Valdemar fez indicação
O Porto de Santos sempre foi alvo de influência política. No passado, o ex-governador Mário Covas defendia os interesses portuários. Ele era santista e buscava desenvolvimento para a região. Foi no governo Fernando Henrique Cardoso que o atual vice-presidente, Michel Temer (PMDB), em troca de apoio e articulação na Câmara, garantiu indicações na diretoria da Codesp. Por conta do porto, Temer foi investigado, mas o processo foi arquivado no Supremo Tribunal Federal por falta de provas.

Manuel Luís, o superintendente da área jurídica da Codesp, é da cota do deputado Valdemar Costa Neto (PR-SP), condenado no mensalão. Os textos de Manuel são considerados objetos de inspiração para Paulo Vieira nos dribles às regras que impediam a Tecondi de assumir áreas do porto sem licitação. O contrato foi anulado pela Justiça paulista. Carlos Cesar Floriano, o homem da Tecondi envolvido no esquema de Vieira, foi indiciado na Operação Porto Seguro. O problema é que a Tecondi foi vendida este ano. Ou seja, já está em outras mãos.

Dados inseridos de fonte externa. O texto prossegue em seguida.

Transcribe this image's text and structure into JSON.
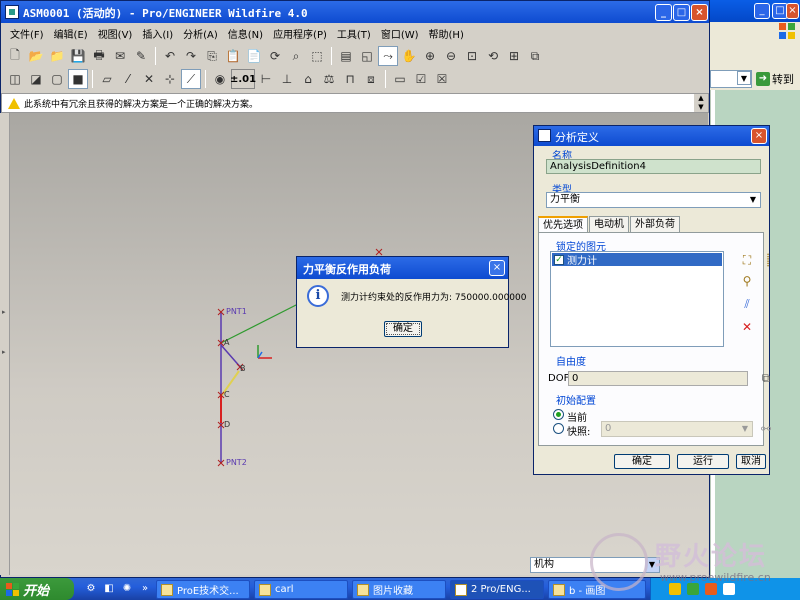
{
  "main_window": {
    "title": "ASM0001 (活动的) - Pro/ENGINEER Wildfire 4.0",
    "minimize": "_",
    "maximize": "□",
    "close": "×"
  },
  "menu": [
    {
      "label": "文件(F)"
    },
    {
      "label": "编辑(E)"
    },
    {
      "label": "视图(V)"
    },
    {
      "label": "插入(I)"
    },
    {
      "label": "分析(A)"
    },
    {
      "label": "信息(N)"
    },
    {
      "label": "应用程序(P)"
    },
    {
      "label": "工具(T)"
    },
    {
      "label": "窗口(W)"
    },
    {
      "label": "帮助(H)"
    }
  ],
  "toolbar": {
    "precision_indicator": "±.01"
  },
  "message_bar": {
    "text": "此系统中有冗余且获得的解决方案是一个正确的解决方案。"
  },
  "model": {
    "datum_labels": [
      "PNT1",
      "A",
      "B",
      "C",
      "D",
      "PNT2"
    ]
  },
  "bottom_filter": {
    "value": "机构"
  },
  "analysis_dialog": {
    "title": "分析定义",
    "name_label": "名称",
    "name_value": "AnalysisDefinition4",
    "type_label": "类型",
    "type_value": "力平衡",
    "tabs": [
      "优先选项",
      "电动机",
      "外部负荷"
    ],
    "locked_entities_label": "锁定的图元",
    "locked_items": [
      {
        "label": "测力计",
        "checked": true
      }
    ],
    "dof_group_label": "自由度",
    "dof_label": "DOF",
    "dof_value": "0",
    "initial_config_label": "初始配置",
    "radio_current": "当前",
    "radio_snapshot": "快照:",
    "snapshot_value": "0",
    "buttons": {
      "ok": "确定",
      "run": "运行",
      "cancel": "取消"
    }
  },
  "reaction_dialog": {
    "title": "力平衡反作用负荷",
    "message": "测力计约束处的反作用力为: 750000.000000",
    "ok": "确定"
  },
  "browser": {
    "go_label": "转到"
  },
  "taskbar": {
    "start": "开始",
    "tasks": [
      {
        "label": "ProE技术交..."
      },
      {
        "label": "carl"
      },
      {
        "label": "图片收藏"
      },
      {
        "label": "2 Pro/ENG..."
      },
      {
        "label": "b - 画图"
      }
    ]
  },
  "watermark": {
    "text": "野火论坛",
    "url": "www.proewildfire.cn"
  },
  "colors": {
    "xp_title_blue": "#0e4bd0",
    "selection_blue": "#316ac5",
    "link_green": "#2f9a2f",
    "axis_red": "#d82020",
    "datum_purple": "#5a3ab0"
  }
}
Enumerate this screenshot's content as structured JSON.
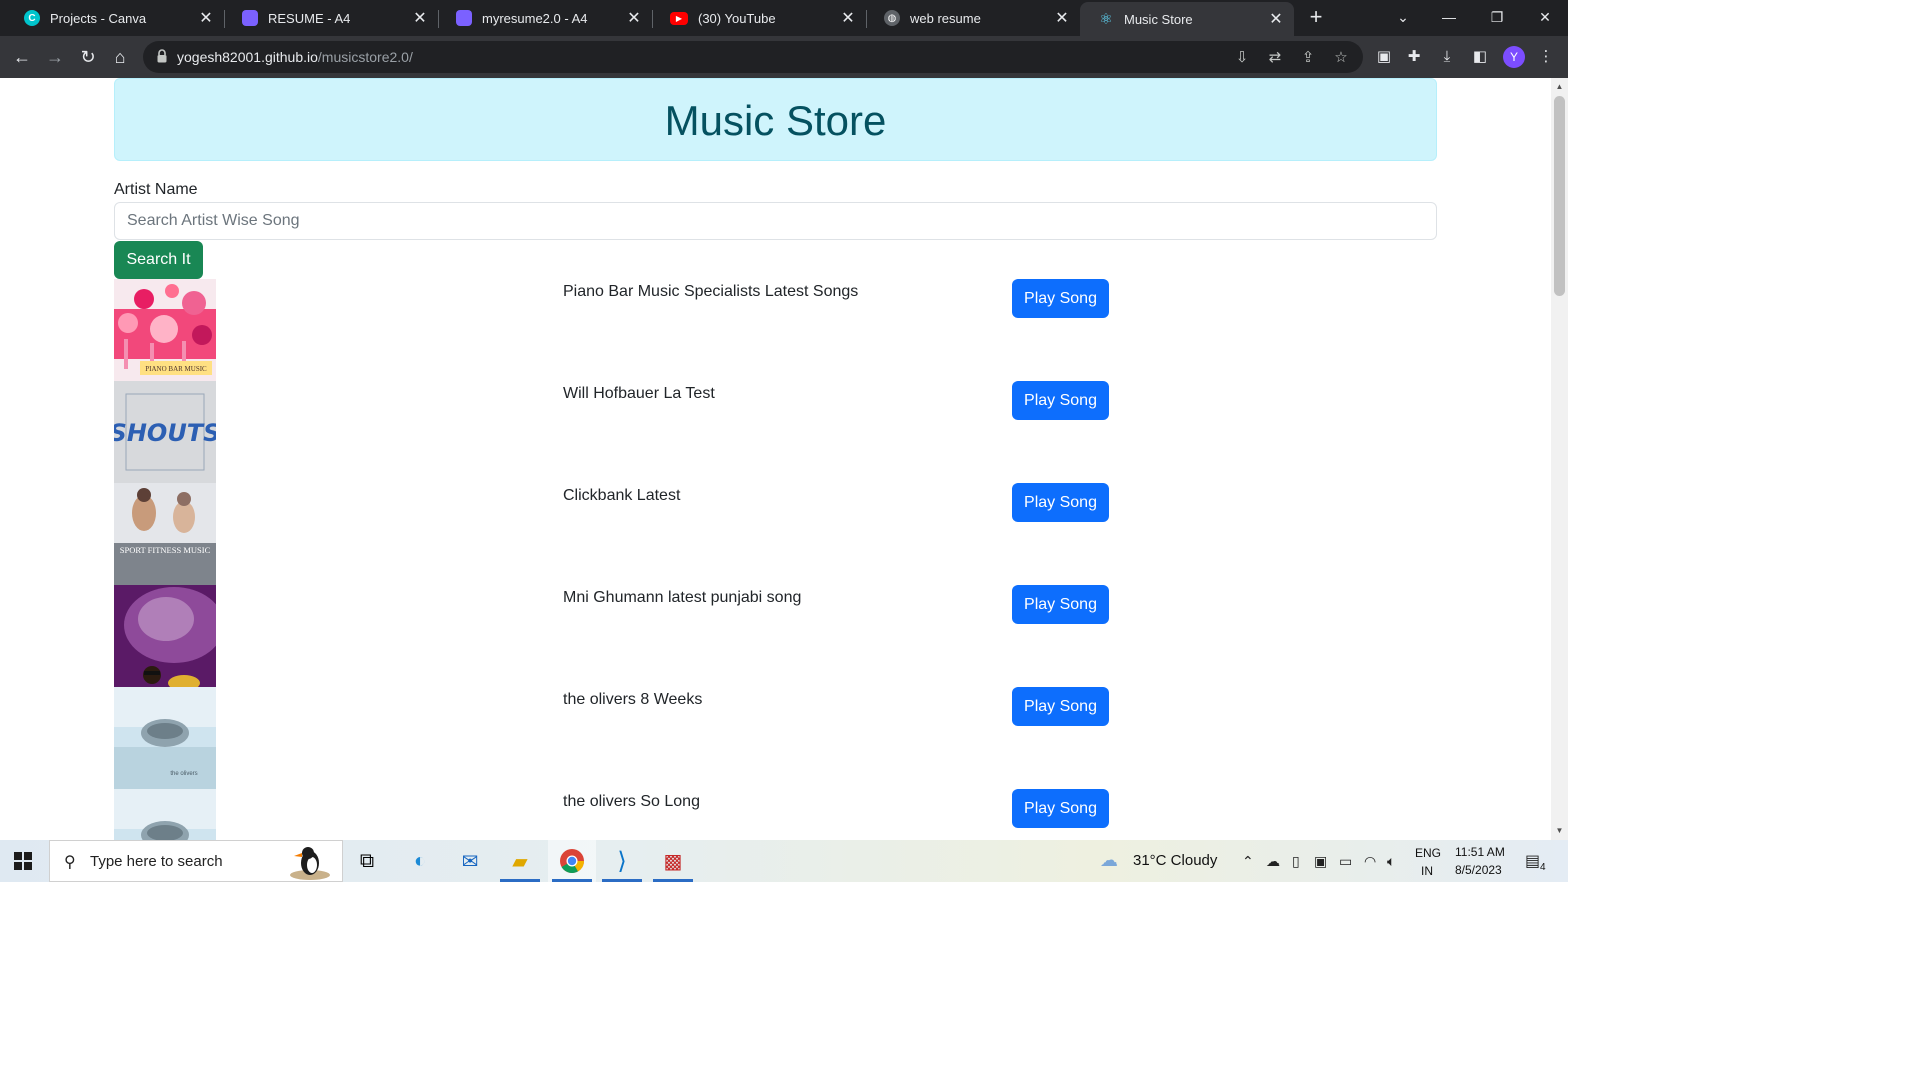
{
  "browser": {
    "tabs": [
      {
        "label": "Projects - Canva",
        "icon": "canva-icon",
        "color": "#00c4cc",
        "active": false
      },
      {
        "label": "RESUME - A4",
        "icon": "document-icon",
        "color": "#7b61ff",
        "active": false
      },
      {
        "label": "myresume2.0 - A4",
        "icon": "document-icon",
        "color": "#7b61ff",
        "active": false
      },
      {
        "label": "(30) YouTube",
        "icon": "youtube-icon",
        "color": "#ff0000",
        "active": false
      },
      {
        "label": "web resume",
        "icon": "globe-icon",
        "color": "#9aa0a6",
        "active": false
      },
      {
        "label": "Music Store",
        "icon": "react-icon",
        "color": "#61dafb",
        "active": true
      }
    ],
    "url_host": "yogesh82001.github.io",
    "url_path": "/musicstore2.0/",
    "profile_initial": "Y"
  },
  "page": {
    "title": "Music Store",
    "form_label": "Artist Name",
    "search_placeholder": "Search Artist Wise Song",
    "search_button": "Search It",
    "songs": [
      {
        "title": "Piano Bar Music Specialists Latest Songs",
        "button": "Play Song",
        "thumb": "piano-bar-cover",
        "thumb_text": "PIANO BAR MUSIC"
      },
      {
        "title": "Will Hofbauer La Test",
        "button": "Play Song",
        "thumb": "shouts-cover",
        "thumb_text": "SHOUTS"
      },
      {
        "title": "Clickbank Latest",
        "button": "Play Song",
        "thumb": "fitness-cover",
        "thumb_text": "SPORT FITNESS MUSIC"
      },
      {
        "title": "Mni Ghumann latest punjabi song",
        "button": "Play Song",
        "thumb": "portrait-cover",
        "thumb_text": ""
      },
      {
        "title": "the olivers 8 Weeks",
        "button": "Play Song",
        "thumb": "olivers-cover",
        "thumb_text": "the olivers"
      },
      {
        "title": "the olivers So Long",
        "button": "Play Song",
        "thumb": "olivers-cover-2",
        "thumb_text": ""
      }
    ]
  },
  "taskbar": {
    "search_placeholder": "Type here to search",
    "weather": "31°C  Cloudy",
    "lang_top": "ENG",
    "lang_bottom": "IN",
    "time": "11:51 AM",
    "date": "8/5/2023",
    "notification_count": "4"
  },
  "colors": {
    "header_bg": "#cff4fc",
    "header_text": "#055160",
    "search_button": "#198754",
    "play_button": "#0d6efd"
  }
}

O Ministério Público Federal (MPF) em Santos tem pelo menos dez investigações em curso para apurar irregularidades na cessão de áreas portuárias. Com o crescimento do volume de cargas, as empresas se digladiam por espaços. Parte da expansão ocorre sobre uma área de mangue. Quando perde na Justiça, a maioria das empresas argumenta que já investiu nos terrenos — e a União cede, pois as indenizações reclamadas são monstruosas e a Codesp diz que não teria como pagar.

— A Constituição diz que toda área pública deve ser licitada, mas não é o que acontece. Sempre que falamos em interromper uma atividade, apelam para a necessidade de exportar, de não comprometer a economia — diz o procurador Antonio Morimoto, do MPF em Santos, que defende a realização de perícia geral nas áreas do porto.

Investimentos já feitos pela Tecondi foram usados como argumento pelo auditor do Tribunal de Contas da União Cyonil Borges, no parecer que escreveu a favor da empresa, por encomenda de Vieira, que ofereceu propina de R$ 300 mil.

Em abril passado, numa ação popular, o Tribunal de Justiça de São Paulo mandou anular o contrato de adensamento da empresa Marimex. Na sentença, o juiz disse que ela arrendou 25 mil m² em 1987, e hoje ocupa 102.773,45 m², sem licitação. Houve recurso.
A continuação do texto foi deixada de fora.